The 20-year war in Northern Uganda was traumatizing. Many of us suffered horrific atrocities and tragic family losses, displacement from our ancestral villages, and overcrowded camp conditions. Some were abducted and forced to become child soldiers. Some received psychosocial support services. Many did not. Such support services are still needed. Additional factors create challenges including various elements of modernity, the continued deterioration of our cultural values, domestic violence, HIV/AIDS, youth unemployment, illiteracy, malnutrition, food insecurity, deforestation, drought, natural disaster, diseases, alcoholism and depression, the recent Covid 19 pandemic, the soaring cost of living and damage to ecosystems and climate change.
Hostilities ceased in 2006, and by 2008, most displaced families resettled back to their ancestral villages or in town. Determined to continue his education, Simon through the support of a benefactor was taken to Bweyale where he completed his primary and high school education, performing well. One day he survived burning in a tobacco house from fire at night. He did menial labour at people’s farms and tobacco gardens during school breaks and weekends to make ends meet. Again, the generous support from his Church saw him complete his High School where he studied a subject combination of History, Economics, Geography, and Fine Art.
Simon honed his leadership skills, serving as a prefect in charge of religious affairs. He then enrolled at Gulu University and earned a BA. Education. Upon graduation, Simon served for four years as a Head teacher at Archangel Michael Orthodox Secondary School where he registered unmatched success. Along with his dedicated teams of teaching staff, he made sure the young school was licensed and accredited by the Ministry of Education and Sports with an examination center in its name, hence allowing candidates who were in their final years to sit the national examinations with confidence. The student’s enrollment also exponentially increased from 115 to 600 students by the time he left the school in 2015.
As Simon was pondering his next move, a friend and prominent missionary to Uganda from the U.S.A. named Sue Nelson entered his life once again. Sue had met Simon in 2008 as her translator and subsequently sponsored his undergraduate education at Gulu University. With the blessings and recommendation of His Eminence Metropolitan late Archbishop Jonah Lwanga Metropolitan of Kampala and All Uganda by that time, Simon Menya was accepted at St. Vladimir’s Orthodox Theological Seminary in New York. Now, Lift Up Uganda (Sue Nelson’s nonprofit) sponsored Simon to complete seminary to prepare for his lifelong dream of being a priest. He graduated in 2019 from St. Vladimir’s Orthodox Theological Seminary, Master of Divinity and was ordained a priest. While at the seminary, Fr. Simon struck a lasting friendship with the seminary president, Rev. Fr. Chad Hatfield who later visited Fr. Simon in Uganda. He also made a strong bond with Dr. Albert Rossi a clinical Psychologist at the seminary who had a strong impact in Fr. Simon’s progress and completion of seminary studies. A few weeks after Simon had returned to Uganda, his father passed away.
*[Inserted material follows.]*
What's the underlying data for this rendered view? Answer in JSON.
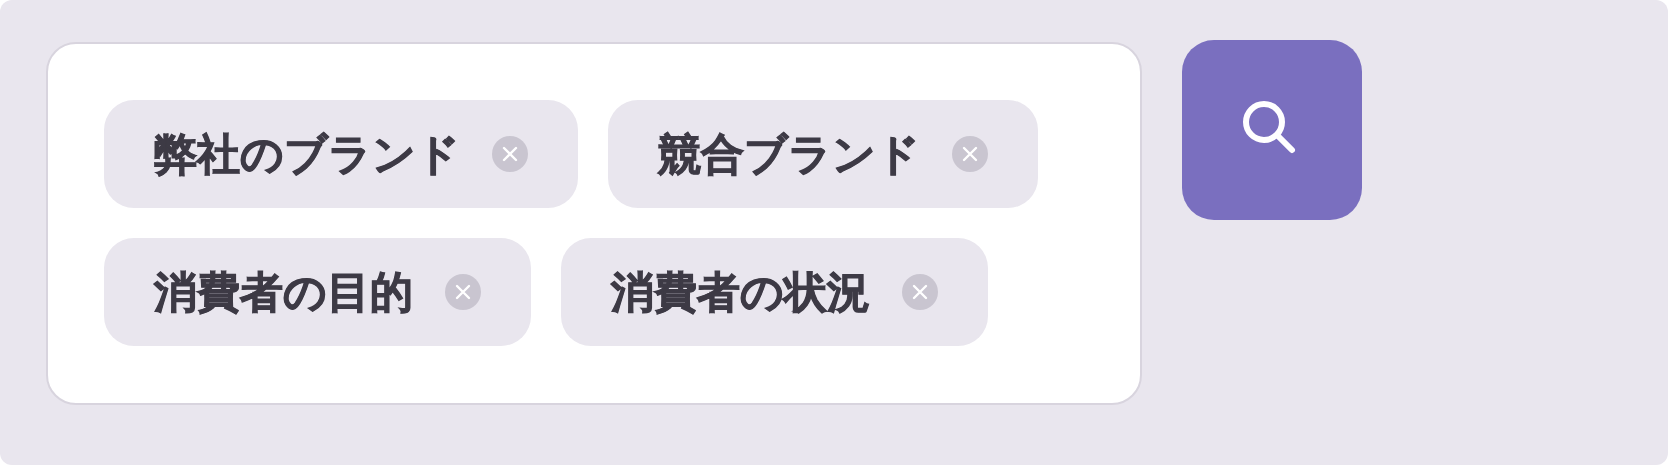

Nevertheless, Fr. Simon’s dreams never faded away. Instead, the tragedies bolstered him. Fr. Simon kept alive the dreams he had developed while on a seminary OCMC mission visit to Guatemala organized by his spiritual Father and mentor, the Rev. Fr. Chad. While there, Fr. Simon witnessed first-hand how the people of Guatemala use whatever little resources they have in their possession to sufficiently develop with a burning desire in his heart and full of ideas, Fr. Simon copied the Guatemala style and hit the ground running by duplicating what he saw.
With financial assistance from his networks in the U.S.A like the 10% tithe from St. Vladimir’s Theological Seminary, and other partners, he mobilized like-minded youth in Acholinyek village and began initiating youth-led and community projects such as brick-making, communal farming, beekeeping, pig farm, clinic construction, village savings and credit union, small library development, and income-generating activities. This was the birth of the Northern Uganda Self-Sufficiency Project as a community-based organization.
Simon, the little boy who once survived the LRA kidnap is now a teacher, role model, mentor, priest, family man with three children, and a loving wife. Fr. Simon has continued to extend his helping hands to his extended families, orphans and vulnerable children, and the Acholinyek community at large. In addition to his pastoral responsibilities under His Grace Bishop Nektarios Kabuye, Fr. Simon Menya serves as the Executive Director of the Northern Uganda Self-Sufficiency Project.